December 3, 2008

Billboard Follies, Part XIV

The latest billboard controversy is in Colorado. A fairly standard atheist billboard has gone up, the one with the puffy Simpsons clouds that reads “Don’t believe in God? You are not alone.” and that’s all. It looked like this:


The ads were paid for by a group called COCORE, the Colorado Coalition of Reason. The reaction has been vitriolic:
John Matson, of Denver, was so mad after seeing the Santa Fe Drive sign that he dashed off an angry letter to the billboard's owner.

"It is a despicable act to allow that sign," the 60-year-old man said in an interview, "and for just a few pieces of silver."

He went on COCORE's Web site, and it made him even angrier, John Matson said. It is trying to gather, he said, "a constituency of what I call mob rule."

"I know they're atheists, and my opinion is they want others to believe the same thing. The billboard misrepresents their purpose," he said. "Their agenda is wolf-in-sheep's clothing political. Why don't they just say it."

Yes, he is a Christian, John Matson said.
Wow. People who want others to believe the same way they do. Good Christian people would never do anything like that.

There is nothing hateful, oppressive, or even anti-Christian in the billboard. If you are Christian, the billboard simply does not apply to you. It provides a message of solidarity and fellowship to people who do not believe. This is what draws hate mail, complaints, demands for take-downs, and outrage. Solidarity, fellowship, and membership in a group of like-minded individuals are somehow something that only Christians can have? Or something that only Christians can use public advertising to promote?

The Rocky Mountain News article I linked to does, however, indicate that a number of Christians in these Colorado communities seem to have replied to their co-religionists that atheists have as much right as anyone else to exercise free speech and other First Amendment rights. So I don't want to paint with too broad a brush here -- plenty of Christian folks get it, too. If you're one of those, and there are a substantial number of you, I'm not talking about you. I'm talking about the Bill O'Reillys of this world who are offended that atheists lack the good graces to be ashamed of what they are and instead proudly exercise their rights.
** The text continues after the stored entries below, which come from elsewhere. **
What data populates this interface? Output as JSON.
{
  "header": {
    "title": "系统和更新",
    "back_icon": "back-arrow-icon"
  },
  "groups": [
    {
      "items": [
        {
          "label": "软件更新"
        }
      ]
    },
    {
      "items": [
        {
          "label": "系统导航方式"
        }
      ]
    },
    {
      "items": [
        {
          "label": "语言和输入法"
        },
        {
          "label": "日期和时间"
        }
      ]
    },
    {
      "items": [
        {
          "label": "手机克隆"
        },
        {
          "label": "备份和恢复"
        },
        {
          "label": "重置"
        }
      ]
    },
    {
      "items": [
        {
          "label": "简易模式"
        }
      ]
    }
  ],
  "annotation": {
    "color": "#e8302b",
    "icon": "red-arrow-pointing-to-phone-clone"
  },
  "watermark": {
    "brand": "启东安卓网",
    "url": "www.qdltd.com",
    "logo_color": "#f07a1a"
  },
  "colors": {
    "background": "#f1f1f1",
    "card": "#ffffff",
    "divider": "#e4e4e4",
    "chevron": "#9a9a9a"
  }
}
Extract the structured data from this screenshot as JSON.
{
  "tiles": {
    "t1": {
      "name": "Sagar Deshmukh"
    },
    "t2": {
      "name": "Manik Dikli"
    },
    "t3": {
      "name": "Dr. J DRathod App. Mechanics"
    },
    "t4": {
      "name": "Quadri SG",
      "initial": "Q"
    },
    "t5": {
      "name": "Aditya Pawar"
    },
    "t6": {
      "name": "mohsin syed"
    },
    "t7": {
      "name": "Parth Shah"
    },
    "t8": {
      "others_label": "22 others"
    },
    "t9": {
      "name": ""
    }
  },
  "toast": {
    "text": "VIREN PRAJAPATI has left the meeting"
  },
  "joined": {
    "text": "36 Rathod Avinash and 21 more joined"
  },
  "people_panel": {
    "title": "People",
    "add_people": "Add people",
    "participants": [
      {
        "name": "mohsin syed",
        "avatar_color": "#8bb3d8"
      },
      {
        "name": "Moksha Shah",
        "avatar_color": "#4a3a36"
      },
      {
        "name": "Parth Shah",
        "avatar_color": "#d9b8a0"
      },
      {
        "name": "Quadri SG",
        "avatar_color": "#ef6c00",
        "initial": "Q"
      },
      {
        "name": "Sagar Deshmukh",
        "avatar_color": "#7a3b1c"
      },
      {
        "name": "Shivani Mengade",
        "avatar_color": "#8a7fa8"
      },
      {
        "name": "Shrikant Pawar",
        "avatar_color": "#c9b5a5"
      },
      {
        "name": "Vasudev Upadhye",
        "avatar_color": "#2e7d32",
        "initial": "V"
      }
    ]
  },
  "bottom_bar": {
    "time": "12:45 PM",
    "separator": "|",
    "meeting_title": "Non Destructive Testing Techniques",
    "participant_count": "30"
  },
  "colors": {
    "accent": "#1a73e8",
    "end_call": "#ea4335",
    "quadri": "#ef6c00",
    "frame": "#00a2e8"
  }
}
O'Reilly's argument is every bit as visceral as Maston's, but he aims his fire in a different directions. Where Matson seems to be offended at the mere existence of atheists, O'Reilly instead makes a "Christian nation" argument, which is that it's perfectly okay for the government to display religious symbols on public property because our traditions are "Judeo-Christian." Our traditions, Mr. O'Reilly, are of law and civil liberties. We did not revolt against King George to preserve our right to worship Jesus; we revolted to preserve our rights against an oppressive government. We did not have a civil war to keep the nation safe for Jews; we had a civil war because of an intense debate about the moral and legal justifiability of slavery. And for the same reasons and in furtherance of that same tradition, it is not right for the government to give people the impression that it endorses or promotes any religious belief.

So the Governor of Washington was correct to allow a multiplicity of displays on the Capitol, without further comment, rather than engaging in the kind of viewpoint discrimination you suggest. (It would have been better had there been no displays at all.) Ugh -- Bill O'Reilly makes me shudder in revulsion.

And unlike some within the atheist community, I do not think that "supporting free speech" demands that you always actively campaign for the rights of people so say things you really, really disagree with. Tolerance of other people exercising their free speech rights is, in my opinion, sufficient to demonstrate commitment to the concept that everyone can pretty much say what they wish. Engaging an idea with which you disagree on its merits carries, in my mind, an implicit acknowledgement of the right of the original speaker to make the remarks in the first place.

It is only when, like John Matson of Colorado or Bill O'Reilly of Faux News, you attack someone's right to make the statement at all that you become an enemy of free speech.

So why would someone do something like that? For all his myriad faults, Bill O'Reilly is not an unintelligent man, and he is likely to have read the Constitution at some point. Why does he think that viewpoint discrimination in furtherance of Christianity is okay? My great suspicion is, at least in this context, that the impulse to censor derives not from a faith that is excessively strong but rather one that is excessively weak. Certainly a faith that demands that it not be criticized, like, say, Islam, does not appear to be one worthy of much intellectual respect. But the O'Reillys and Matsons of this world seem to think that their way of life, their viewpoint, their faith, cannot survive without protection of the government.

That does not sound like a faith that is particularly strong, either on its own merits or in the hearts and minds of those who would use censorship to protect it.

3 comments:

zzi said...

. . .or Bill O'Reilly of Faux News
Tennesseans. This is what passes as a conservative in So Cal. But the judges love ya.

Burt Likko said...

I've never claimed to be a social conservative.

Pamela said...

I don't really see what is offensive about the sign personally...... that's just me I guess.